After July, the record cuts are due to taper to 7.7 million bpd until December. Prince Abdulaziz said effective cuts would be deeper due to compensation by countries which overproduced in previous months.
OPEC+ documents seen by Reuters showed that the cuts will ease to around 8.54 million bpd in August and September following compensations by Iraq, Nigeria, Angola, Russia and Kazakhstan.
“As we move to the next phase of the agreement the extra supply resulting from the scheduled easing of production cut will be consumed as demand continue on its recovery path,” said Prince Abdulaziz.
He made his remarks as a panel known as the Joint Ministerial Monitoring Committee (JMMC) began meeting on Wednesday to recommend the next level of cuts.
Oil prices have recovered to almost $43 a barrel from a 21-year low below $16 in April.

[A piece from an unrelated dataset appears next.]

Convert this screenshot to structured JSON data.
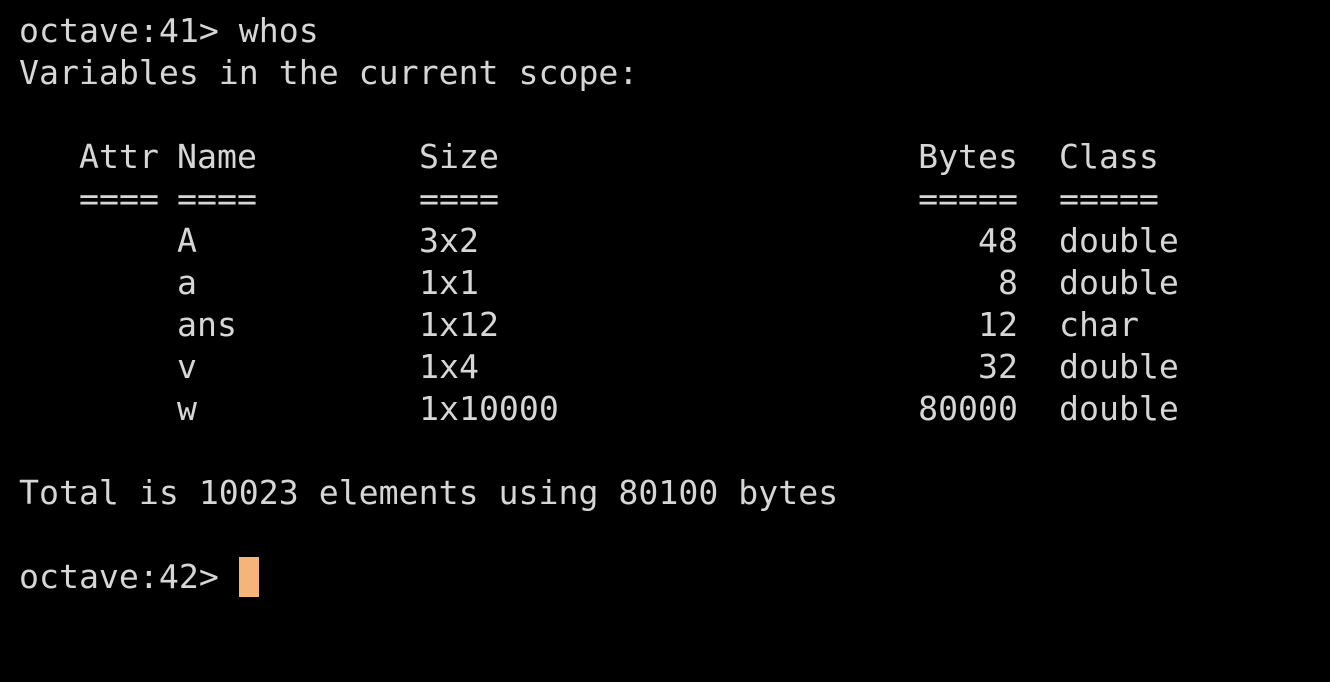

The recovery in prices have allowed some U.S. producers to resume production. Russia and OPEC rely heavily on oil revenue but they will be keen not to push prices too high to give a further boost to rival U.S. oil output growth.
On Tuesday, OPEC said it saw demand recovering by 7 million bpd in 2021 after falling by 9 million this year.
But it also said it expected OPEC to supply an extra 6 million bpd of crude to the market next year while production in the United States and Russia would remain broadly flat.
Prince Abdulaziz also said Saudi oil exports in August will remain the same as in July because some 0.5 million bpd of extra barrels the kingdom was set to pump will be used domestically.